2012 30
Man in Romney’s Anti-Government Spending Ad Received $1,000,000 in Government Loans
According to an article in the New Hampshire Union-Leader, Jack Gilchrist, the star of the Mitt Romney ad (below) demonizing President Obama for his “you didn’t build this company” blunder, received $1 million in government loans that positively affected his business. The fact that Gilchrist’s company was helped by government loans clearly undermines this low-blow on Obama.
After the NHUL story broke the New York Times called Gilchrist “one of those Ayn Rand-styled individualists who don’t actually need all of the things that many others rely on government for. Except that it turns out he’s not.”
On Monday, The New Hampshire Union-Leader reported that Mr. Gilchrist had received a lot of government help over the years: $800,000 in tax-exempt bonds from the state of New Hampshire, a nearly $500,000 loan guaranteed by the Small Business Administration, federally financed trade adjustment assistance and even nearly $90,000 in military contracts since 2008.

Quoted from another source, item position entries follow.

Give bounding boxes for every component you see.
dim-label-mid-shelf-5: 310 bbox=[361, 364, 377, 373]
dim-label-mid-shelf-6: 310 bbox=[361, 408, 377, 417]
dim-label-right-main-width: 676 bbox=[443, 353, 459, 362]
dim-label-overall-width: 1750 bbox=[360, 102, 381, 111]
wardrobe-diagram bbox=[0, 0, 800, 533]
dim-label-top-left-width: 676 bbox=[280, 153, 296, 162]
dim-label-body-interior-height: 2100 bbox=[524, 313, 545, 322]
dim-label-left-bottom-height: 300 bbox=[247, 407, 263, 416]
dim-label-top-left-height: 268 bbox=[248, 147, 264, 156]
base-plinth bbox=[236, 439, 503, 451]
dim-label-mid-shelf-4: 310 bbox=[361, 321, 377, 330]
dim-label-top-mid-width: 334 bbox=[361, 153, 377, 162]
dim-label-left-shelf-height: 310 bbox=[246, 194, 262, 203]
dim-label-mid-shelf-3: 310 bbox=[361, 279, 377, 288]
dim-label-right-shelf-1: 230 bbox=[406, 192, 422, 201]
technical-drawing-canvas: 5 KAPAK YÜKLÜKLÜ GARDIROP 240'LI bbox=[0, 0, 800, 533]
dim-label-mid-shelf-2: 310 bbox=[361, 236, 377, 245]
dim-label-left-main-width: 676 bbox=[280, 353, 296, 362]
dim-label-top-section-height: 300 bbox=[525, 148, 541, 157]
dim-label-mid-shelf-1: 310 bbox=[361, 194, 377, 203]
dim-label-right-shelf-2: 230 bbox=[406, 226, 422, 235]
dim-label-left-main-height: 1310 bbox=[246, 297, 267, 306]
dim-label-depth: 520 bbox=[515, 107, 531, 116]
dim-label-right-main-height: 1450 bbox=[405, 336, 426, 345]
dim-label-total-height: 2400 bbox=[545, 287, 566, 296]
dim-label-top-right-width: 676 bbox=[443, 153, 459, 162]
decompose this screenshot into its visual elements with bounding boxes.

The federally financed tax-exempt bonds most likely provided Mr. Gilchrist’s company with a lower interest rate than a loan, and the S.B.A., as Agenda readers know, guarantees loans that banks wouldn’t otherwise make.
Mr. Gilchrist told a Union-Leader reporter, John DiStaso, that he didn’t believe he’d “compromised anything or misled anybody,” adding:
“I’m not going to turn a blind eye because the money came from the government. As far as I’m concerned, I’m getting some of my tax money back.

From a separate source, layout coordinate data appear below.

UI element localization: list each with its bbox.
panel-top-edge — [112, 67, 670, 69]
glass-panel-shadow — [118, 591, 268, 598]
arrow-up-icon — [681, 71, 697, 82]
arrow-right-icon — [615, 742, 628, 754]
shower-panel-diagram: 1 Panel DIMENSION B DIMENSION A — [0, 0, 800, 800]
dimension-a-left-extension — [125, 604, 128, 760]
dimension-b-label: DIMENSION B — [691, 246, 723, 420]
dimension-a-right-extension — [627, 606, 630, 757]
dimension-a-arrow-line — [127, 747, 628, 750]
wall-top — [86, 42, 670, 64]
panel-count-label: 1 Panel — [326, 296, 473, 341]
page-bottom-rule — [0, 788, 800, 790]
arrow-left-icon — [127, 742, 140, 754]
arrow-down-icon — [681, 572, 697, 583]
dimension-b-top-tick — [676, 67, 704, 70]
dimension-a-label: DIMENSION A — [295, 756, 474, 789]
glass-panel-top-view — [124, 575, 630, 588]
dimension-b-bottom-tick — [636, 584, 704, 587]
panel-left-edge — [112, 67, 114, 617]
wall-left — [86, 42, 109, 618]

“I’m not stupid, I’m not going to say ‘no.’ Shame on me if I didn’t use what’s available. As a matter of fact, right now, I’m driving on a road.”
The Obama not-so-gaffe is clearly taken out of context. It also apparently mirrors a speech given by Massachusetts Senate candidate Elizabeth Warren in which she explains the debt crisis that drove her to the national progressive forefront. In the speech, Warren claims that nobody got rich on their own and that it took public services paid for by taxpayers to allow the business to grow. Obama seemed to be making the same point, although he worded it in a way that, taken out of context, doesn’t portray the same message. The full message of the President’s Speech, which can be viewed here, goes as follows:
If you’ve been successful, you didn’t get there on your own. I’m always struck by people who think, ‘Wow, it must be because I was just so smart.’ There are a lot of smart people out there. ‘It must be because I worked harder than everybody else.’ Lemme tell you something: there are a lot of hard working people out there.”

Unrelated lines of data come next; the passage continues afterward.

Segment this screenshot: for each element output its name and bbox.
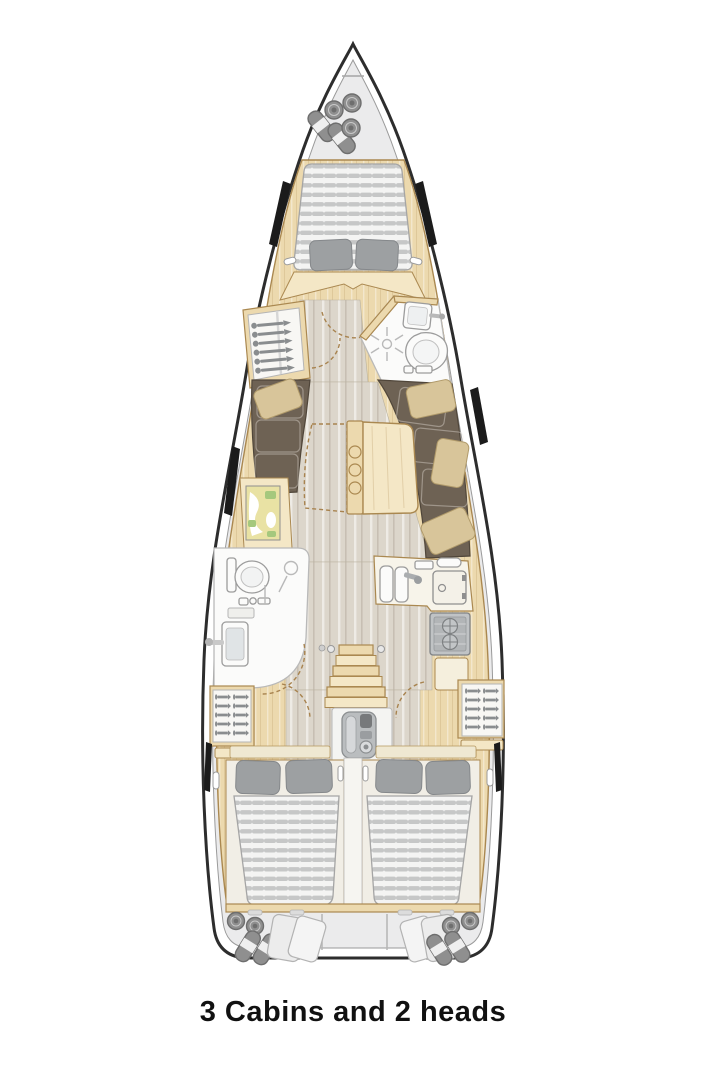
door-latch — [363, 766, 368, 781]
door-latch — [338, 766, 343, 781]
port-aft-cabin — [226, 746, 344, 906]
galley-tray — [437, 558, 461, 567]
plan-caption: 3 Cabins and 2 heads — [0, 996, 706, 1029]
nav-chart-table — [240, 478, 292, 548]
handrail-knob — [378, 646, 385, 653]
yacht-floorplan-page: 3 Cabins and 2 heads — [0, 0, 706, 1080]
starboard-aft-wardrobe — [458, 680, 504, 750]
toilet-accessory — [416, 366, 432, 373]
starboard-aft-cabin — [362, 746, 480, 906]
handrail-knob — [328, 646, 335, 653]
pillow — [285, 759, 332, 794]
table-top — [363, 422, 418, 514]
pillow — [355, 239, 399, 271]
shelf — [228, 608, 254, 618]
galley-tray — [415, 561, 433, 569]
headboard-panel — [376, 746, 476, 758]
step — [336, 656, 376, 666]
pillow — [425, 760, 470, 795]
fridge-icon — [433, 571, 466, 604]
engine-icon — [342, 712, 376, 758]
fitting — [248, 910, 262, 915]
fitting — [290, 910, 304, 915]
pillow — [309, 239, 353, 271]
nautical-chart — [246, 486, 280, 540]
toilet-accessory — [404, 366, 413, 373]
step — [339, 645, 373, 655]
step — [327, 687, 385, 697]
hull-window — [470, 387, 488, 445]
step — [330, 677, 382, 687]
headboard-panel — [230, 746, 330, 758]
yacht-floorplan-diagram — [0, 0, 706, 1080]
double-bed-mattress — [367, 796, 472, 905]
step — [325, 698, 387, 708]
pillow — [375, 759, 422, 794]
door-handle — [319, 645, 325, 651]
step — [333, 666, 379, 676]
pillow — [235, 760, 280, 795]
stove-icon — [430, 613, 470, 655]
fitting — [398, 910, 412, 915]
double-bed-mattress — [234, 796, 339, 905]
hull-latch — [213, 772, 219, 789]
hull-latch — [487, 769, 493, 786]
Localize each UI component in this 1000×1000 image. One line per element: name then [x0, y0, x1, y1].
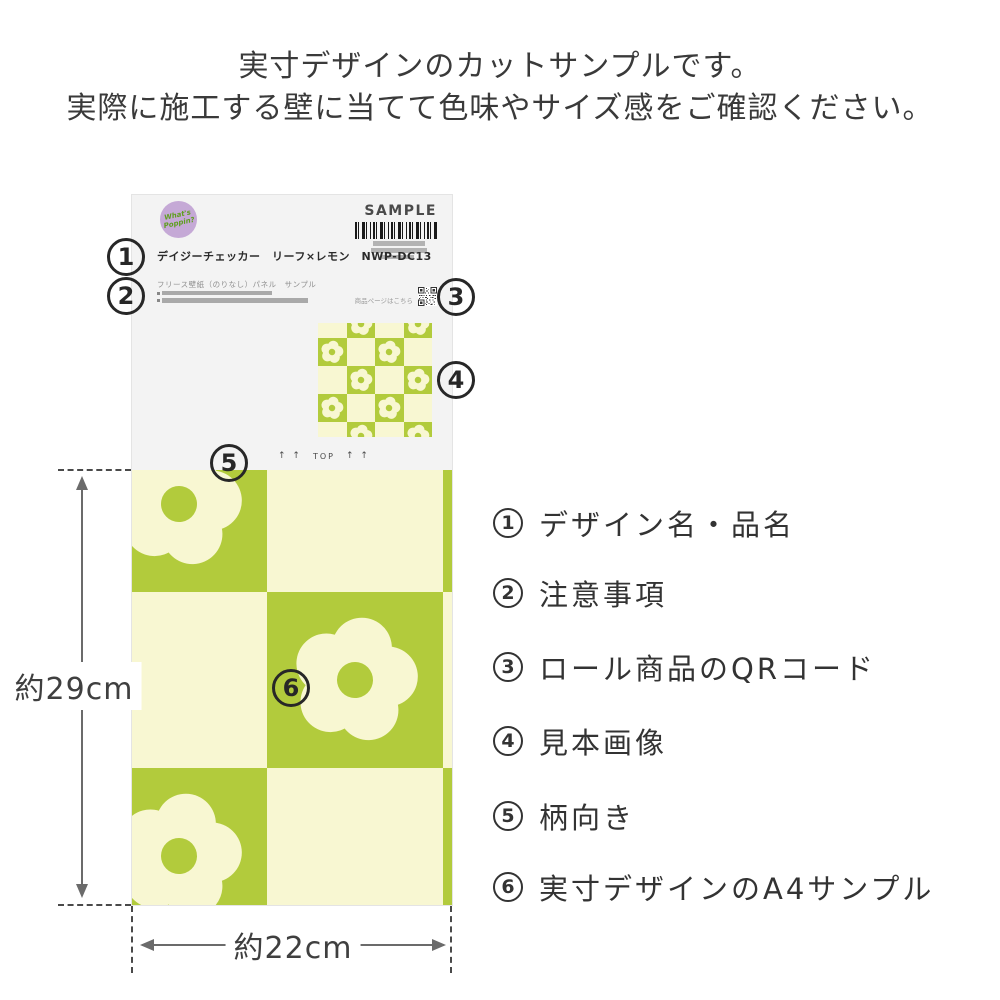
pattern-cell — [347, 394, 376, 422]
pattern-cell — [375, 366, 404, 394]
pattern-cell — [347, 338, 376, 366]
pattern-cell — [132, 592, 267, 768]
sample-label: SAMPLE — [364, 203, 437, 219]
flower-center — [414, 432, 422, 437]
legend-number-4: 4 — [493, 726, 523, 756]
arrow-down-icon — [76, 884, 88, 898]
preview-image — [318, 323, 432, 437]
note-line-redacted — [162, 291, 272, 295]
legend-label-4: 見本画像 — [539, 720, 667, 762]
product-name: デイジーチェッカー リーフ×レモン NWP-DC13 — [157, 248, 432, 264]
pattern-cell — [443, 470, 452, 592]
callout-6: 6 — [272, 669, 310, 707]
qr-caption: 商品ページはこちら — [337, 295, 413, 305]
legend-item-design-name: 1 デザイン名・品名 — [493, 507, 795, 539]
pattern-orientation-marker: ↑ ↑ TOP ↑ ↑ — [278, 451, 370, 461]
pattern-cell — [443, 592, 452, 768]
legend-item-pattern-direction: 5 柄向き — [493, 800, 635, 832]
up-arrows-icon: ↑ ↑ — [278, 451, 302, 461]
arrow-up-icon — [76, 476, 88, 490]
page-heading: 実寸デザインのカットサンプルです。 実際に施工する壁に当てて色味やサイズ感をご確… — [0, 46, 1000, 130]
page: 実寸デザインのカットサンプルです。 実際に施工する壁に当てて色味やサイズ感をご確… — [0, 0, 1000, 1000]
note-bullet — [157, 292, 160, 295]
pattern-cell — [375, 323, 404, 338]
legend-item-preview-image: 4 見本画像 — [493, 725, 667, 757]
pattern-cell — [443, 768, 452, 905]
legend-label-2: 注意事項 — [539, 572, 667, 614]
legend-label-5: 柄向き — [539, 795, 635, 837]
heading-line-2: 実際に施工する壁に当てて色味やサイズ感をご確認ください。 — [0, 88, 1000, 130]
legend-item-qr-code: 3 ロール商品のQRコード — [493, 651, 876, 683]
callout-1: 1 — [107, 238, 145, 276]
barcode-subline — [373, 241, 425, 246]
legend-item-a4-sample: 6 実寸デザインのA4サンプル — [493, 871, 934, 903]
note-line-redacted — [162, 298, 308, 303]
sample-paper: What's Poppin? SAMPLE デイジーチェッカー リーフ×レモン … — [132, 195, 452, 905]
pattern-cell — [318, 366, 347, 394]
callout-2: 2 — [107, 277, 145, 315]
callout-4: 4 — [437, 361, 475, 399]
brand-logo: What's Poppin? — [160, 201, 197, 238]
top-label: TOP — [313, 452, 335, 461]
heading-line-1: 実寸デザインのカットサンプルです。 — [0, 46, 1000, 88]
pattern-cell — [267, 470, 443, 592]
qr-code — [418, 287, 437, 306]
legend-number-2: 2 — [493, 578, 523, 608]
legend-label-6: 実寸デザインのA4サンプル — [539, 866, 934, 908]
legend-label-1: デザイン名・品名 — [539, 502, 795, 544]
legend-number-6: 6 — [493, 872, 523, 902]
callout-5: 5 — [210, 444, 248, 482]
width-dimension-label: 約22cm — [226, 921, 361, 969]
flower-center — [357, 432, 365, 437]
dimension-dash-top — [58, 469, 131, 471]
pattern-cell — [267, 768, 443, 905]
callout-3: 3 — [437, 278, 475, 316]
legend-label-3: ロール商品のQRコード — [539, 646, 876, 688]
arrow-right-icon — [432, 939, 446, 951]
pattern-cell — [404, 394, 433, 422]
arrow-left-icon — [140, 939, 154, 951]
note-bullet — [157, 299, 160, 302]
product-type: フリース壁紙（のりなし）パネル サンプル — [157, 279, 316, 290]
pattern-cell — [318, 323, 347, 338]
dimension-dash-bottom — [58, 904, 131, 906]
pattern-cell — [375, 422, 404, 437]
barcode — [355, 222, 437, 239]
legend-number-3: 3 — [493, 652, 523, 682]
brand-logo-text: What's Poppin? — [159, 208, 198, 230]
dimension-dash-left — [131, 906, 133, 973]
dimension-dash-right — [450, 906, 452, 973]
pattern-cell — [404, 338, 433, 366]
height-dimension-label: 約29cm — [7, 662, 142, 710]
legend-number-5: 5 — [493, 801, 523, 831]
pattern-cell — [318, 422, 347, 437]
legend-item-notes: 2 注意事項 — [493, 577, 667, 609]
legend-number-1: 1 — [493, 508, 523, 538]
up-arrows-icon: ↑ ↑ — [346, 451, 370, 461]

“If you are successful, somebody along the line gave you some help. There was a great teacher somewhere in your life. Somebody helped to create this unbelievable American system that we have that’s allowed you to thrive. Somebody invested in roads and bridges. If you’ve got a business, you didn’t build that: somebody else made that happen. The Internet did not get invented on its own.”
Yet Romney didn’t see the subtle difference and turned the sentence “If you’ve got a business, you didn’t build that” into the Barack attack du July. But the man Romney chose to deliver that message isn’t a true believer in the cold, hard, conservative line, as it turns out.
According to The Plum Line‘s Greg Sargent — who interviewed Gilchrist — the on-camera anti-government actor does believe in some form of government stimulus spending in the real world:
I asked Gilchrist himself — a personable guy who seemed to enjoy bantering with someone he disagreed with — whether he thinks federal spending is good for the economy. He allowed that spending on roads and bridges does, in fact, create jobs, and said he supports federal spending on at least maintaining them.
“If we’re going to spend money on roads and bridges, certainly keeping them in good condition is prudent, and it’s certainly putting people to work,” Gilchrist said. “Obviously if people are fixing things, then they’re working.”
And obviously if your business is growing because of government loans you aren’t building it entirely by yourself. Nor should you.